Но сказать ей всего этого он не мог, сознавая, что любые доводы бессильны и даже «лучшие годы» не в счет… И он молчал, стараясь поменьше видеться с дочерью, и оттого остро чувствовал, как отчуждается она от него и как под давлением этого чувства он каждый день мысленно невольно прощается и прощается с ней, со своей девочкой…
Но чем дальше в душе Ивлева дочь от него отходила, тем пронзительнее и нежнее любил он ее…
А Федор явился к ним и раз и другой, починил на кухне дверцы шкафа, электрический утюг, наладил люстру в комнате Елены Константиновны, так что теперь зажигались поочередно все лампы, сменил прокладку подтекающего в ванной крана.
Подобные мелкие дела по дому висели на Всеволоде Александровиче, и они его тяготили, потому что тетка, едва он за что-нибудь брался, всячески выказывала недоверие к его способности что-то улучшить, и оттого при его малом опыте получалась не работа, а сплошная нервотрепка.
Федор же, к некоторой зависти Всеволода Александровича, делал все, за что брался, настолько сноровисто, что никому бы и в голову не пришло придраться. И тетка во всех этих делах его поощряла… Федор по собственному почину даже взялся отремонтировать старинный «ундервуд», который стоял у Ивлевых с незапамятных времен музейным экспонатом.
На глазах Ивлева он разобрал машинку, смазал, собрал, и она заработала, да с таким мягким ходом, с такими четкими ударами клавиш, что сразу захотелось заправить в нее чистый лист бумаги и сесть печатать. Возясь с «ундервудом», Полынов нахваливал машинку: «Как делали… Просто памятник нерукотворный. С такой техникой заниматься — одно удовольствие… отдых».
Всеволоду Александровичу казалось, он говорит это из боязни, что могут предложить плату и тем унизить в глазах Алены. Такая деликатность не могла не импонировать Всеволоду Александровичу, но, помимо своей воли, он все всматривался, к чему бы придраться в Полынове.
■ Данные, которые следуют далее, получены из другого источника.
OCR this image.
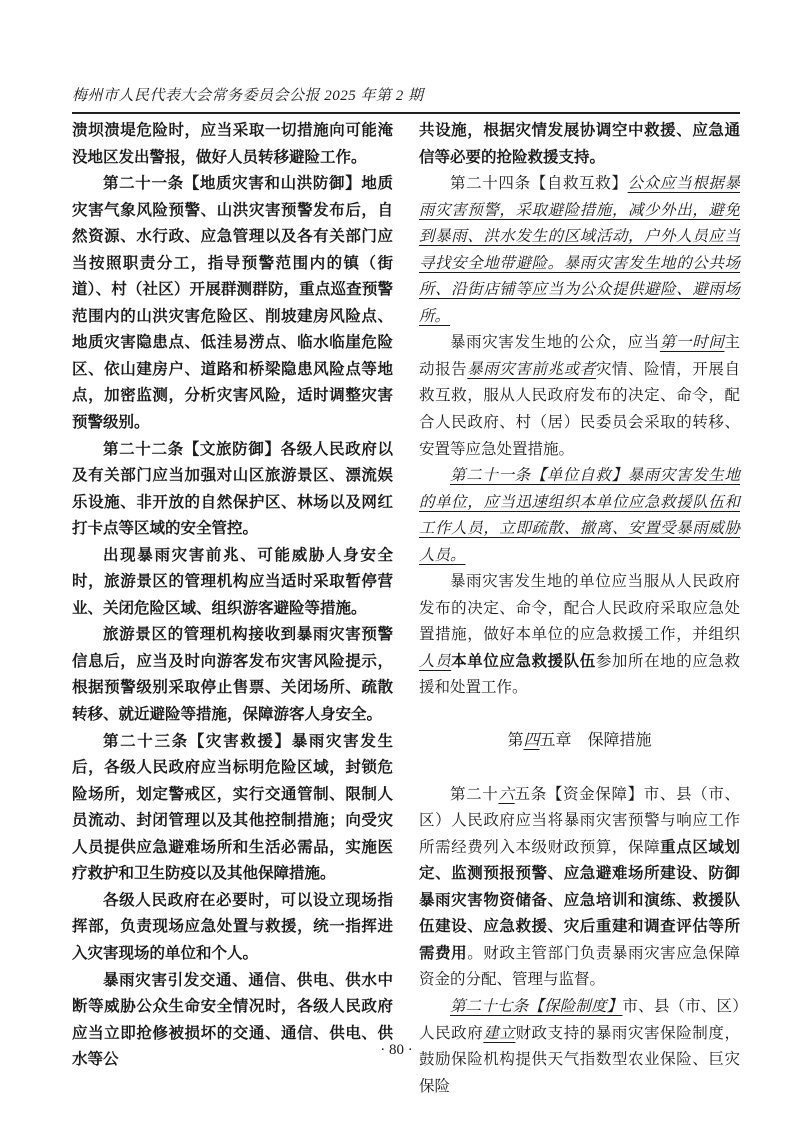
梅州市人民代表大会常务委员会公报 2025 年第 2 期
溃坝溃堤危险时，应当采取一切措施向可能淹没地区发出警报，做好人员转移避险工作。
第二十一条【地质灾害和山洪防御】地质灾害气象风险预警、山洪灾害预警发布后，自然资源、水行政、应急管理以及各有关部门应当按照职责分工，指导预警范围内的镇（街道）、村（社区）开展群测群防，重点巡查预警范围内的山洪灾害危险区、削坡建房风险点、地质灾害隐患点、低洼易涝点、临水临崖危险区、依山建房户、道路和桥梁隐患风险点等地点，加密监测，分析灾害风险，适时调整灾害预警级别。
第二十二条【文旅防御】各级人民政府以及有关部门应当加强对山区旅游景区、漂流娱乐设施、非开放的自然保护区、林场以及网红打卡点等区域的安全管控。
出现暴雨灾害前兆、可能威胁人身安全时，旅游景区的管理机构应当适时采取暂停营业、关闭危险区域、组织游客避险等措施。
旅游景区的管理机构接收到暴雨灾害预警信息后，应当及时向游客发布灾害风险提示，根据预警级别采取停止售票、关闭场所、疏散转移、就近避险等措施，保障游客人身安全。
第二十三条【灾害救援】暴雨灾害发生后，各级人民政府应当标明危险区域，封锁危险场所，划定警戒区，实行交通管制、限制人员流动、封闭管理以及其他控制措施；向受灾人员提供应急避难场所和生活必需品，实施医疗救护和卫生防疫以及其他保障措施。
各级人民政府在必要时，可以设立现场指挥部，负责现场应急处置与救援，统一指挥进入灾害现场的单位和个人。
暴雨灾害引发交通、通信、供电、供水中断等威胁公众生命安全情况时，各级人民政府应当立即抢修被损坏的交通、通信、供电、供水等公
共设施，根据灾情发展协调空中救援、应急通信等必要的抢险救援支持。
第二十四条【自救互救】公众应当根据暴雨灾害预警，采取避险措施，减少外出，避免到暴雨、洪水发生的区域活动，户外人员应当寻找安全地带避险。暴雨灾害发生地的公共场所、沿街店铺等应当为公众提供避险、避雨场所。
暴雨灾害发生地的公众，应当第一时间主动报告暴雨灾害前兆或者灾情、险情，开展自救互救，服从人民政府发布的决定、命令，配合人民政府、村（居）民委员会采取的转移、安置等应急处置措施。
第二十一条【单位自救】暴雨灾害发生地的单位，应当迅速组织本单位应急救援队伍和工作人员，立即疏散、撤离、安置受暴雨威胁人员。
暴雨灾害发生地的单位应当服从人民政府发布的决定、命令，配合人民政府采取应急处置措施，做好本单位的应急救援工作，并组织人员本单位应急救援队伍参加所在地的应急救援和处置工作。
第四五章　保障措施
第二十六五条【资金保障】市、县（市、区）人民政府应当将暴雨灾害预警与响应工作所需经费列入本级财政预算，保障重点区域划定、监测预报预警、应急避难场所建设、防御暴雨灾害物资储备、应急培训和演练、救援队伍建设、应急救援、灾后重建和调查评估等所需费用。财政主管部门负责暴雨灾害应急保障资金的分配、管理与监督。
第二十七条【保险制度】市、县（市、区）人民政府建立财政支持的暴雨灾害保险制度，鼓励保险机构提供天气指数型农业保险、巨灾保险
· 80 ·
Руки Федора с длинными, хорошо вылепленными пальцами были как-то уж очень белы. Ивлеву они с первого взгляда показались подозрительны — какие ж это рабочие руки? Он не удержался и спросил: «Вы, Федор, каждый день у станка, а руки у вас, простите, будто у барышни…»
«А я их перед работой жидким мылом смазываю, — с готовностью, словно желая поделиться опытом, ответил Федор. — Мыло засыхает, и в конце дня смываю его горячей водой с опилками… Ну, и кремом пользуюсь…»
В тот же раз Всеволод Александрович поинтересовался: «Как вам живется в общежитии? Все-таки без родных. Они к вам не приезжают?»
«Нормально живется», — отвел вопрос о родных Федор.
«Не понимаю этого слова, — рассердился Ивлев, благо нашелся повод рассердиться. — Температура может быть нормальной, а жизнь…»
«Жизнь, она и хорошая, и она же бывает не дай бог», — заметил Федор.
И тем напугал Всеволода Александровича, решившего окончательно, что Федор человек ушлый…
Когда Алена уехала на каникулы в Дагестан, Всеволод Александрович вздохнул с облегчением: раз уехала, значит — пронесло, и нет у нее ничего серьезного с этим Полыновым, так, знакомство… Когда же она вернулась из поездки и даже не спросила, звонил ли Федор, он и вовсе успокоился.
Появляться на дне рождения Ирины у Всеволода Александровича особого желания не было. Он предполагал, что может встретить там кого-то из тех, кто знал его давно, хвалил начало его литературной работы, и кто теперь, как это бывало не раз со старыми знакомыми, мог расспрашивать его со снисходительным сочувствием: почему редко печатается? не кончился ли дух? — и советовать, как поправить житейские дела… И надо было бы соглашаться и благодарить за участие, чувствуя при этом унизительность своего положения. Не доказывать же каждому, что, по правде говоря, нет ничего на свете слаще того ощущения, когда мозг, кажется, сам по себе вылепляет целые фразы о жизни, отчасти и неведомой…
Но Ирина позвонила еще раз, и Чертков говорил с ним и просил настойчиво. Пришлось ехать.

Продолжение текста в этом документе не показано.